Kontos Dimitris (Mimis) (1931 - 1996)

He was born in 1931 in Tripoli (Arcadia). He studied at the Athens School of Fine Arts on a Greek state scholarship (I.K.Y.) with Yannis Moralis (1950-1955), graduating with 5 distinctions. He goes to Rome in 1958 and along with Gaitis, Caniaris, Kessanlis and Tsoklis, create the art group Gruppo Sigma (1959), participating in avant-garde movements. After a brief stay in Paris (1961-1964), he returns to Greece and works as an assistant curator at the Painting Dept. of the School of Architecture at the National Technical University of Athens. In 1968, he becomes Associate Professor of Freehand Drawing at the same School. In 1970 he resigns his post and works exclusively in his own studio–Workshop of Freehand Drawing and Painting.

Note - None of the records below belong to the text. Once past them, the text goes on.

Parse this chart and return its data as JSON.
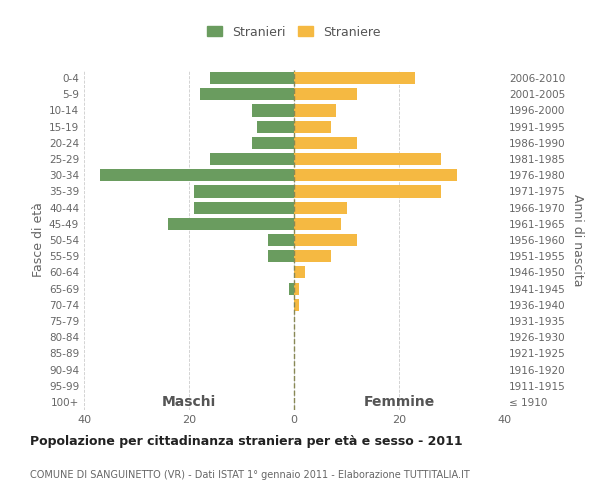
{
  "age_groups": [
    "0-4",
    "5-9",
    "10-14",
    "15-19",
    "20-24",
    "25-29",
    "30-34",
    "35-39",
    "40-44",
    "45-49",
    "50-54",
    "55-59",
    "60-64",
    "65-69",
    "70-74",
    "75-79",
    "80-84",
    "85-89",
    "90-94",
    "95-99",
    "100+"
  ],
  "birth_years": [
    "2006-2010",
    "2001-2005",
    "1996-2000",
    "1991-1995",
    "1986-1990",
    "1981-1985",
    "1976-1980",
    "1971-1975",
    "1966-1970",
    "1961-1965",
    "1956-1960",
    "1951-1955",
    "1946-1950",
    "1941-1945",
    "1936-1940",
    "1931-1935",
    "1926-1930",
    "1921-1925",
    "1916-1920",
    "1911-1915",
    "≤ 1910"
  ],
  "maschi": [
    16,
    18,
    8,
    7,
    8,
    16,
    37,
    19,
    19,
    24,
    5,
    5,
    0,
    1,
    0,
    0,
    0,
    0,
    0,
    0,
    0
  ],
  "femmine": [
    23,
    12,
    8,
    7,
    12,
    28,
    31,
    28,
    10,
    9,
    12,
    7,
    2,
    1,
    1,
    0,
    0,
    0,
    0,
    0,
    0
  ],
  "male_color": "#6a9c5f",
  "female_color": "#f5b942",
  "grid_color": "#cccccc",
  "dashed_line_color": "#888855",
  "background_color": "#ffffff",
  "title": "Popolazione per cittadinanza straniera per età e sesso - 2011",
  "subtitle": "COMUNE DI SANGUINETTO (VR) - Dati ISTAT 1° gennaio 2011 - Elaborazione TUTTITALIA.IT",
  "ylabel_left": "Fasce di età",
  "ylabel_right": "Anni di nascita",
  "legend_male": "Stranieri",
  "legend_female": "Straniere",
  "xlim": 40,
  "header_maschi": "Maschi",
  "header_femmine": "Femmine",
  "title_fontsize": 9,
  "subtitle_fontsize": 7,
  "bar_height": 0.75
}
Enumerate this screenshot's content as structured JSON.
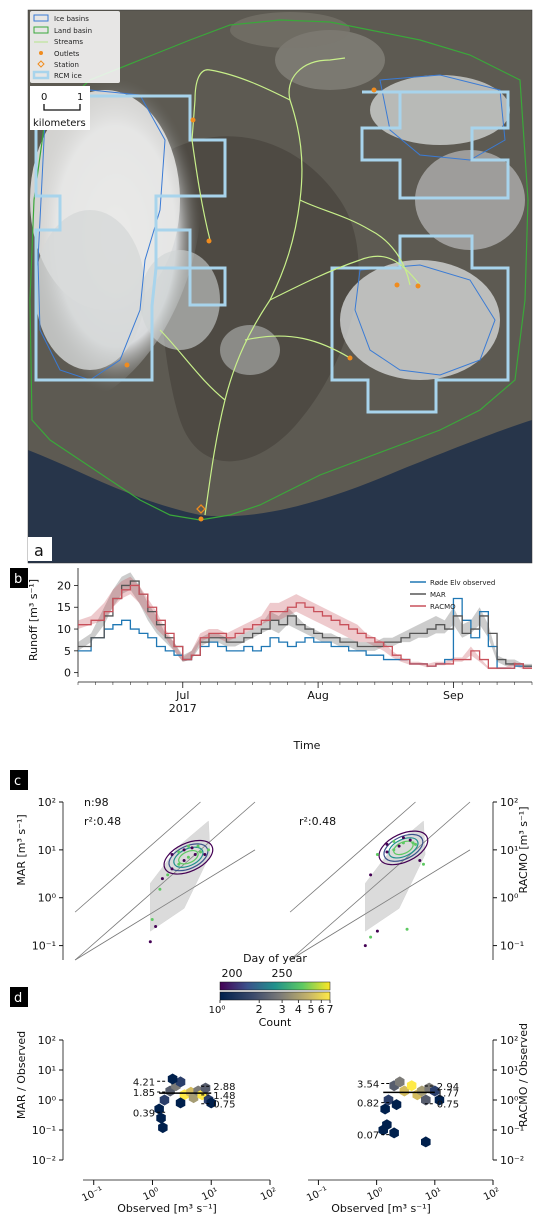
{
  "panels": {
    "a": {
      "label": "a",
      "legend": {
        "ice_basins": "Ice basins",
        "land_basin": "Land basin",
        "streams": "Streams",
        "outlets": "Outlets",
        "station": "Station",
        "rcm_ice": "RCM ice"
      },
      "scalebar": {
        "start": "0",
        "end": "1",
        "unit": "kilometers"
      },
      "colors": {
        "ice_basins": "#3a7bd5",
        "land_basin": "#3aa83a",
        "streams": "#c8f08a",
        "outlets": "#f08c1e",
        "station": "#f08c1e",
        "rcm_ice": "#a8d4ec"
      }
    },
    "b": {
      "label": "b"
    },
    "c": {
      "label": "c"
    },
    "d": {
      "label": "d"
    }
  },
  "chart_data": [
    {
      "type": "line",
      "panel": "b",
      "xlabel": "Time",
      "ylabel": "Runoff [m³ s⁻¹]",
      "ylim": [
        -1,
        24
      ],
      "yticks": [
        0,
        5,
        10,
        15,
        20
      ],
      "x_range_doy": [
        158,
        262
      ],
      "xticks": [
        {
          "doy": 182,
          "label": "Jul",
          "sub": "2017"
        },
        {
          "doy": 213,
          "label": "Aug",
          "sub": ""
        },
        {
          "doy": 244,
          "label": "Sep",
          "sub": ""
        }
      ],
      "legend": {
        "position": "top-right",
        "entries": [
          "Røde Elv observed",
          "MAR",
          "RACMO"
        ]
      },
      "series": [
        {
          "name": "Røde Elv observed",
          "color": "#1f77b4",
          "x_doy": [
            158,
            161,
            164,
            166,
            168,
            170,
            172,
            174,
            176,
            178,
            180,
            182,
            184,
            186,
            188,
            190,
            192,
            194,
            196,
            198,
            200,
            202,
            204,
            206,
            208,
            210,
            212,
            214,
            216,
            218,
            220,
            222,
            224,
            226,
            228,
            230,
            232,
            234,
            236,
            238,
            240,
            242,
            244,
            246,
            248,
            250,
            252,
            254,
            256,
            258,
            260,
            262
          ],
          "values": [
            5,
            8,
            10,
            11,
            12,
            10,
            9,
            8,
            6,
            5,
            4,
            3,
            4,
            6,
            7,
            6,
            5,
            5,
            6,
            5,
            6,
            8,
            7,
            6,
            7,
            8,
            7,
            7,
            6,
            6,
            5,
            5,
            4,
            4,
            3,
            3,
            3,
            2,
            2,
            1.5,
            2,
            3,
            17,
            12,
            8,
            14,
            6,
            1,
            1,
            1.5,
            1.5,
            1.5
          ]
        },
        {
          "name": "MAR",
          "color": "#555555",
          "x_doy": [
            158,
            161,
            164,
            166,
            168,
            170,
            172,
            174,
            176,
            178,
            180,
            182,
            184,
            186,
            188,
            190,
            192,
            194,
            196,
            198,
            200,
            202,
            204,
            206,
            208,
            210,
            212,
            214,
            216,
            218,
            220,
            222,
            224,
            226,
            228,
            230,
            232,
            234,
            236,
            238,
            240,
            242,
            244,
            246,
            248,
            250,
            252,
            254,
            256,
            258,
            260,
            262
          ],
          "values": [
            6,
            8,
            13,
            17,
            20,
            21,
            18,
            14,
            11,
            8,
            6,
            3,
            4,
            7,
            8,
            8,
            7,
            7,
            8,
            9,
            10,
            12,
            11,
            13,
            11,
            10,
            9,
            8,
            8,
            7,
            7,
            6,
            6,
            6,
            7,
            7,
            8,
            9,
            9,
            10,
            11,
            10,
            13,
            9,
            10,
            13,
            9,
            3,
            2,
            2,
            1.5,
            1.5
          ],
          "band_low": [
            5,
            7,
            11,
            15,
            18,
            19,
            16,
            12,
            9,
            7,
            5,
            2.5,
            3,
            6,
            7,
            7,
            6,
            6,
            7,
            8,
            9,
            10,
            9,
            11,
            10,
            9,
            8,
            7,
            7,
            6,
            6,
            5,
            5,
            5,
            6,
            6,
            7,
            7,
            8,
            8,
            9,
            9,
            11,
            8,
            9,
            11,
            8,
            2.5,
            1.5,
            1.5,
            1.2,
            1.2
          ],
          "band_high": [
            7,
            9,
            15,
            19,
            22,
            23,
            20,
            16,
            13,
            9,
            7,
            4,
            5,
            8,
            9,
            9,
            8,
            8,
            9,
            10,
            11,
            14,
            13,
            15,
            13,
            11,
            10,
            9,
            9,
            8,
            8,
            7,
            7,
            7,
            8,
            8,
            9,
            10,
            11,
            12,
            13,
            12,
            15,
            11,
            12,
            15,
            11,
            4,
            3,
            3,
            2,
            2
          ]
        },
        {
          "name": "RACMO",
          "color": "#c8505a",
          "x_doy": [
            158,
            161,
            164,
            166,
            168,
            170,
            172,
            174,
            176,
            178,
            180,
            182,
            184,
            186,
            188,
            190,
            192,
            194,
            196,
            198,
            200,
            202,
            204,
            206,
            208,
            210,
            212,
            214,
            216,
            218,
            220,
            222,
            224,
            226,
            228,
            230,
            232,
            234,
            236,
            238,
            240,
            242,
            244,
            246,
            248,
            250,
            252,
            254,
            256,
            258,
            260,
            262
          ],
          "values": [
            11,
            12,
            14,
            17,
            19,
            20,
            18,
            15,
            12,
            9,
            6,
            3,
            4,
            8,
            9,
            9,
            8,
            9,
            10,
            11,
            12,
            14,
            14,
            15,
            16,
            15,
            14,
            13,
            12,
            11,
            10,
            9,
            8,
            7,
            6,
            4,
            3,
            2,
            2,
            1.5,
            2,
            2,
            3,
            3,
            5,
            3,
            1,
            1,
            1,
            2,
            1,
            1
          ],
          "band_low": [
            10,
            11,
            12,
            15,
            17,
            18,
            16,
            13,
            10,
            8,
            5,
            2.5,
            3,
            7,
            8,
            8,
            7,
            8,
            9,
            10,
            11,
            12,
            12,
            13,
            14,
            13,
            12,
            11,
            10,
            9,
            8,
            7,
            7,
            6,
            5,
            3.5,
            2.5,
            1.8,
            1.8,
            1.2,
            1.7,
            1.7,
            2.5,
            2.5,
            4,
            2.5,
            0.8,
            0.8,
            0.8,
            1.5,
            0.8,
            0.8
          ],
          "band_high": [
            12,
            13,
            16,
            19,
            21,
            22,
            20,
            17,
            14,
            10,
            7,
            3.5,
            5,
            9,
            10,
            10,
            9,
            10,
            11,
            12,
            13,
            16,
            16,
            17,
            18,
            17,
            16,
            15,
            14,
            13,
            12,
            11,
            9,
            8,
            7,
            5,
            3.5,
            2.5,
            2.5,
            2,
            2.5,
            2.5,
            3.5,
            3.5,
            6,
            3.5,
            1.3,
            1.3,
            1.3,
            2.5,
            1.3,
            1.3
          ]
        }
      ]
    },
    {
      "type": "scatter",
      "panel": "c-left",
      "ylabel": "MAR [m³ s⁻¹]",
      "xlim": [
        0.03,
        100
      ],
      "ylim": [
        0.05,
        100
      ],
      "scale": "log",
      "yticks": [
        "10⁻¹",
        "10⁰",
        "10¹",
        "10²"
      ],
      "annotation": {
        "n": "n:98",
        "r2": "r²:0.48"
      },
      "points": [
        [
          1.2,
          0.12
        ],
        [
          1.3,
          0.35
        ],
        [
          1.5,
          0.25
        ],
        [
          1.8,
          1.5
        ],
        [
          2,
          2.5
        ],
        [
          2.5,
          3
        ],
        [
          3,
          4
        ],
        [
          4,
          5
        ],
        [
          5,
          6
        ],
        [
          6,
          7
        ],
        [
          8,
          8
        ],
        [
          10,
          9
        ],
        [
          12,
          8
        ],
        [
          14,
          10
        ],
        [
          3,
          8
        ],
        [
          4,
          9
        ],
        [
          5,
          10
        ],
        [
          6,
          12
        ],
        [
          7,
          11
        ],
        [
          9,
          12
        ]
      ]
    },
    {
      "type": "scatter",
      "panel": "c-right",
      "ylabel": "RACMO [m³ s⁻¹]",
      "xlim": [
        0.03,
        100
      ],
      "ylim": [
        0.05,
        100
      ],
      "scale": "log",
      "yticks": [
        "10⁻¹",
        "10⁰",
        "10¹",
        "10²"
      ],
      "annotation": {
        "r2": "r²:0.48"
      },
      "points": [
        [
          1.2,
          0.1
        ],
        [
          1.5,
          0.15
        ],
        [
          2,
          0.2
        ],
        [
          7,
          0.22
        ],
        [
          1.5,
          3
        ],
        [
          2,
          8
        ],
        [
          3,
          9
        ],
        [
          4,
          10
        ],
        [
          5,
          12
        ],
        [
          6,
          14
        ],
        [
          8,
          16
        ],
        [
          10,
          13
        ],
        [
          12,
          6
        ],
        [
          14,
          5
        ],
        [
          3,
          13
        ],
        [
          4,
          15
        ],
        [
          6,
          18
        ],
        [
          9,
          14
        ]
      ]
    },
    {
      "type": "heatmap",
      "panel": "d-left",
      "xlabel": "Observed [m³ s⁻¹]",
      "ylabel": "MAR / Observed",
      "scale": "log",
      "xticks": [
        "10⁻¹",
        "10⁰",
        "10¹",
        "10²"
      ],
      "yticks": [
        "10⁻²",
        "10⁻¹",
        "10⁰",
        "10¹",
        "10²"
      ],
      "annotations": [
        "4.21",
        "2.88",
        "1.85",
        "1.48",
        "0.75",
        "0.39"
      ],
      "cells": [
        [
          1.5,
          0.12,
          1
        ],
        [
          1.4,
          0.25,
          1
        ],
        [
          1.3,
          0.5,
          1
        ],
        [
          1.6,
          1,
          2
        ],
        [
          2,
          2,
          3
        ],
        [
          2.5,
          3,
          4
        ],
        [
          3,
          4,
          2
        ],
        [
          3.5,
          1.5,
          7
        ],
        [
          4.5,
          1.8,
          6
        ],
        [
          5,
          1.2,
          5
        ],
        [
          6,
          2,
          4
        ],
        [
          7,
          1.5,
          7
        ],
        [
          8,
          2.5,
          3
        ],
        [
          9,
          1,
          2
        ],
        [
          10,
          0.8,
          1
        ],
        [
          2.2,
          5,
          1
        ],
        [
          3,
          0.8,
          1
        ]
      ]
    },
    {
      "type": "heatmap",
      "panel": "d-right",
      "xlabel": "Observed [m³ s⁻¹]",
      "ylabel": "RACMO / Observed",
      "scale": "log",
      "xticks": [
        "10⁻¹",
        "10⁰",
        "10¹",
        "10²"
      ],
      "yticks": [
        "10⁻²",
        "10⁻¹",
        "10⁰",
        "10¹",
        "10²"
      ],
      "annotations": [
        "3.54",
        "2.94",
        "1.77",
        "0.82",
        "0.75",
        "0.07"
      ],
      "cells": [
        [
          1.3,
          0.1,
          1
        ],
        [
          1.5,
          0.15,
          1
        ],
        [
          2,
          0.08,
          1
        ],
        [
          7,
          0.04,
          1
        ],
        [
          1.4,
          0.5,
          1
        ],
        [
          1.6,
          1,
          2
        ],
        [
          2,
          3,
          3
        ],
        [
          2.5,
          4,
          4
        ],
        [
          3,
          2,
          6
        ],
        [
          4,
          3,
          7
        ],
        [
          5,
          1.5,
          6
        ],
        [
          6,
          2,
          5
        ],
        [
          7,
          1,
          3
        ],
        [
          8,
          2.5,
          4
        ],
        [
          10,
          2,
          2
        ],
        [
          12,
          1,
          1
        ],
        [
          2.2,
          0.7,
          1
        ]
      ]
    }
  ],
  "colorbars": {
    "day_of_year": {
      "title": "Day of year",
      "ticks": [
        "200",
        "250"
      ],
      "colormap": "viridis"
    },
    "count": {
      "title": "Count",
      "ticks": [
        "10⁰",
        "2",
        "3",
        "4",
        "5",
        "6",
        "7"
      ],
      "colormap": "cividis"
    }
  }
}
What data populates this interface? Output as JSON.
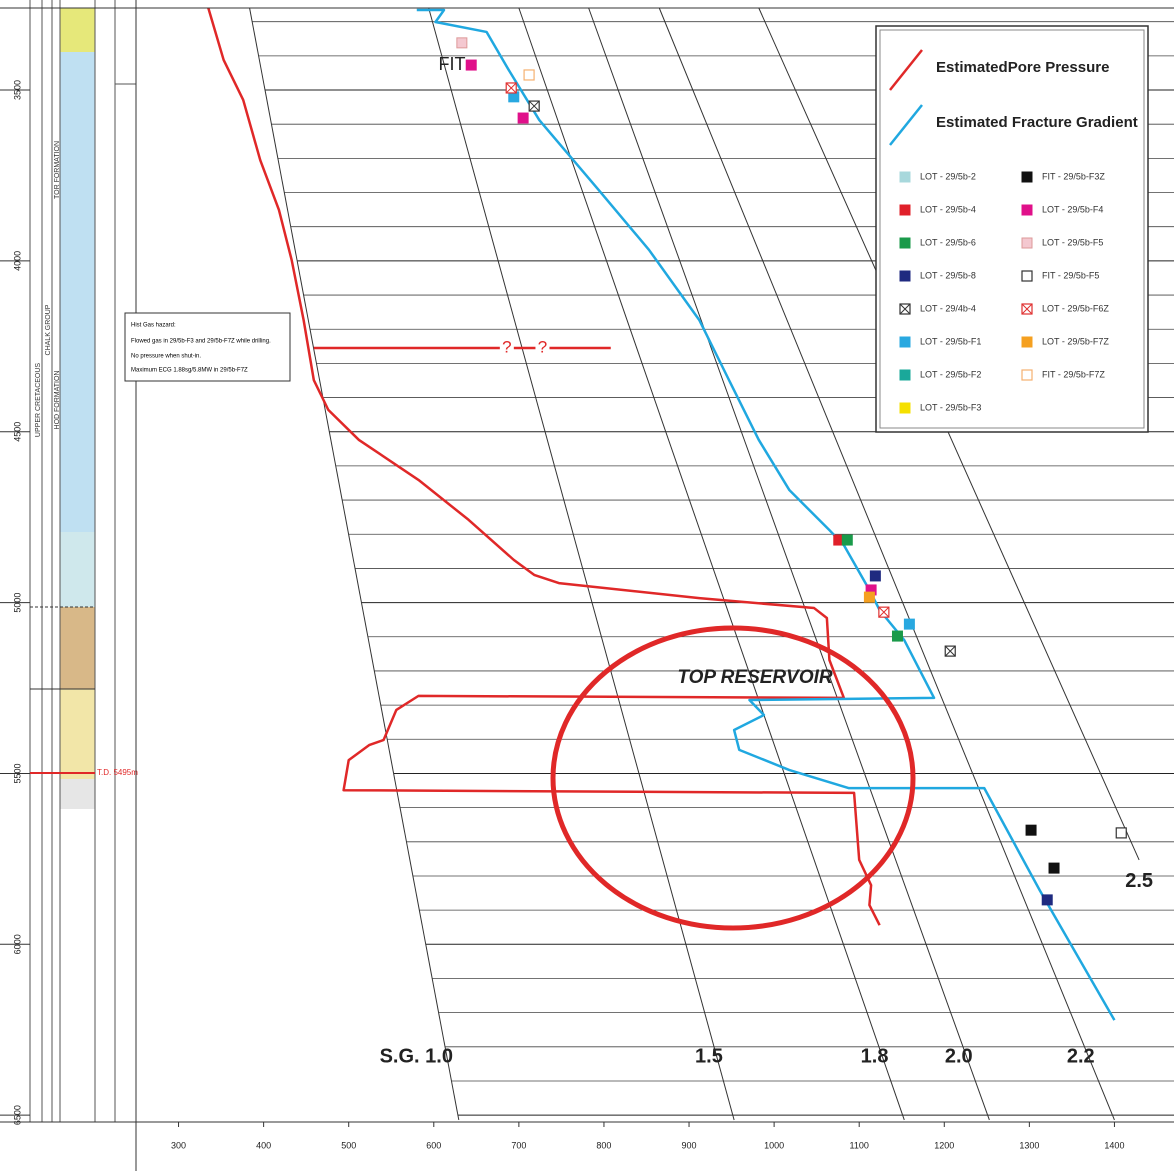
{
  "chart_data": {
    "type": "line",
    "xlim": [
      250,
      1470
    ],
    "ylim": [
      3260,
      6520
    ],
    "y_inverted": true,
    "xticks": [
      300,
      400,
      500,
      600,
      700,
      800,
      900,
      1000,
      1100,
      1200,
      1300,
      1400
    ],
    "yticks": [
      3500,
      4000,
      4500,
      5000,
      5500,
      6000,
      6500
    ],
    "y_minor_ticks": [
      3300,
      3400,
      3600,
      3700,
      3800,
      3900,
      4100,
      4200,
      4300,
      4400,
      4600,
      4700,
      4800,
      4900,
      5100,
      5200,
      5300,
      5400,
      5600,
      5700,
      5800,
      5900,
      6100,
      6200,
      6300,
      6400
    ],
    "series": [
      {
        "name": "EstimatedPore Pressure",
        "color": "#e02828",
        "x": [
          335,
          353,
          376,
          396,
          418,
          433,
          447,
          459,
          476,
          512,
          582,
          641,
          694,
          718,
          747,
          912,
          1047,
          1062,
          1065,
          1082,
          582,
          556,
          541,
          524,
          500,
          494,
          1094,
          1100,
          1114,
          1112,
          1124
        ],
        "y": [
          3260,
          3412,
          3529,
          3705,
          3851,
          3998,
          4173,
          4349,
          4436,
          4524,
          4641,
          4758,
          4875,
          4919,
          4943,
          4987,
          5016,
          5045,
          5168,
          5279,
          5273,
          5314,
          5402,
          5417,
          5461,
          5549,
          5557,
          5753,
          5827,
          5885,
          5944
        ]
      },
      {
        "name": "Estimated Fracture Gradient",
        "color": "#20a8e0",
        "x": [
          580,
          612,
          602,
          662,
          688,
          724,
          794,
          853,
          912,
          947,
          982,
          1018,
          1065,
          1082,
          1112,
          1124,
          1153,
          1188,
          971,
          988,
          953,
          959,
          1018,
          1088,
          1247,
          1312,
          1400
        ],
        "y": [
          3266,
          3266,
          3301,
          3330,
          3441,
          3588,
          3793,
          3968,
          4173,
          4349,
          4524,
          4671,
          4788,
          4832,
          4963,
          5022,
          5110,
          5279,
          5285,
          5329,
          5373,
          5431,
          5490,
          5543,
          5543,
          5841,
          6222
        ]
      }
    ],
    "markers": [
      {
        "name": "LOT - 29/5b-2",
        "color": "#a8d8dc",
        "style": "filled",
        "x": [],
        "y": []
      },
      {
        "name": "LOT - 29/5b-4",
        "color": "#e0202a",
        "style": "filled",
        "x": [
          1076
        ],
        "y": [
          4817
        ]
      },
      {
        "name": "LOT - 29/5b-6",
        "color": "#1a9a4a",
        "style": "filled",
        "x": [
          1086,
          1145
        ],
        "y": [
          4817,
          5098
        ]
      },
      {
        "name": "LOT - 29/5b-8",
        "color": "#1f2a80",
        "style": "filled",
        "x": [
          1119,
          1321
        ],
        "y": [
          4922,
          5870
        ]
      },
      {
        "name": "LOT - 29/4b-4",
        "color": "#333333",
        "style": "crossed",
        "x": [
          718,
          1207
        ],
        "y": [
          3547,
          5142
        ]
      },
      {
        "name": "LOT - 29/5b-F1",
        "color": "#29a8e0",
        "style": "filled",
        "x": [
          694,
          1159
        ],
        "y": [
          3520,
          5063
        ]
      },
      {
        "name": "LOT - 29/5b-F2",
        "color": "#1aa89a",
        "style": "filled",
        "x": [],
        "y": []
      },
      {
        "name": "LOT - 29/5b-F3",
        "color": "#f5e000",
        "style": "filled",
        "x": [],
        "y": []
      },
      {
        "name": "FIT - 29/5b-F3Z",
        "color": "#111111",
        "style": "filled",
        "x": [
          1302,
          1329
        ],
        "y": [
          5666,
          5777
        ]
      },
      {
        "name": "LOT - 29/5b-F4",
        "color": "#e0108a",
        "style": "filled",
        "x": [
          644,
          705,
          1114
        ],
        "y": [
          3427,
          3582,
          4963
        ]
      },
      {
        "name": "LOT - 29/5b-F5",
        "color": "#f4c8d0",
        "style": "filled",
        "x": [
          633
        ],
        "y": [
          3362
        ]
      },
      {
        "name": "FIT - 29/5b-F5",
        "color": "#333333",
        "style": "hollow",
        "x": [
          1408
        ],
        "y": [
          5674
        ]
      },
      {
        "name": "LOT - 29/5b-F6Z",
        "color": "#e03030",
        "style": "crossed",
        "x": [
          691,
          1129
        ],
        "y": [
          3494,
          5028
        ]
      },
      {
        "name": "LOT - 29/5b-F7Z",
        "color": "#f5a020",
        "style": "filled",
        "x": [
          1112
        ],
        "y": [
          4984
        ]
      },
      {
        "name": "FIT - 29/5b-F7Z",
        "color": "#f5b070",
        "style": "hollow",
        "x": [
          712
        ],
        "y": [
          3456
        ]
      }
    ],
    "gradient_lines": [
      {
        "label": "S.G. 1.0",
        "x": [
          383.5,
          629.4
        ],
        "y": [
          3260,
          6514
        ]
      },
      {
        "label": "1.5",
        "x": [
          594,
          953
        ],
        "y": [
          3260,
          6514
        ]
      },
      {
        "label": "1.8",
        "x": [
          700,
          1153
        ],
        "y": [
          3260,
          6514
        ]
      },
      {
        "label": "2.0",
        "x": [
          782,
          1253
        ],
        "y": [
          3260,
          6514
        ]
      },
      {
        "label": "2.2",
        "x": [
          865,
          1400
        ],
        "y": [
          3260,
          6514
        ]
      },
      {
        "label": "2.5",
        "x": [
          982,
          1429
        ],
        "y": [
          3260,
          5753
        ]
      }
    ],
    "annotations": {
      "fit_label": "FIT",
      "top_reservoir": "TOP RESERVOIR",
      "query_line": {
        "x": [
          459,
          808
        ],
        "y": 4255,
        "labels": [
          "?",
          "?"
        ]
      },
      "note": [
        "Hist Gas hazard:",
        "Flowed gas in 29/5b-F3 and 29/5b-F7Z while drilling.",
        "No pressure when shut-in.",
        "Maximum ECG 1.88sg/5.8MW in 29/5b-F7Z"
      ],
      "td_label": "T.D. 5495m"
    },
    "stratigraphy": [
      "UPPER CRETACEOUS",
      "CHALK GROUP",
      "TOR FORMATION",
      "HOD FORMATION"
    ]
  }
}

During all this time, he participated in exhibitions which brought to light the innovative suggestions of the Greek Diaspora artists, the so-called ‘60s generation. In his own work, he employed a unique gestural style, often in a spiral pattern, with pencils or water colours on paper. The creation of plastic space through gesture and material alluded to both natural phenomena and the energy produced by the human body. In 1967-68, he created the Roman Pictural, an art book with the abstract poetic writing of the artist running through its pages.
A change in his career takes place in 1974, when he accepts a Ford Foundation grant and a new creative period begins. He also agrees to finally present his work in a very first solo exhibition (Desmos gallery, 1975), where he exhibits simultaneously earlier samples and his new artwork, Latreftika, inspired by the offerings of the believers to churches, in a poignant critical spirit.
In 1984, he was elected professor at the newly established School of Fine Arts of the Aristotle University of Thessaloniki. He organized a few more solo exhibitions and towards the end of his life, he presented a series of silkscreen prints on the moon phases, confirming his particular sensibility and philosophical perception of universe and time.
He died in 1996 in Thessaloniki. In 2007, a retrospective exhibition of his work was organized at the Macedonian Museum of Contemporary Art, Thessaloniki.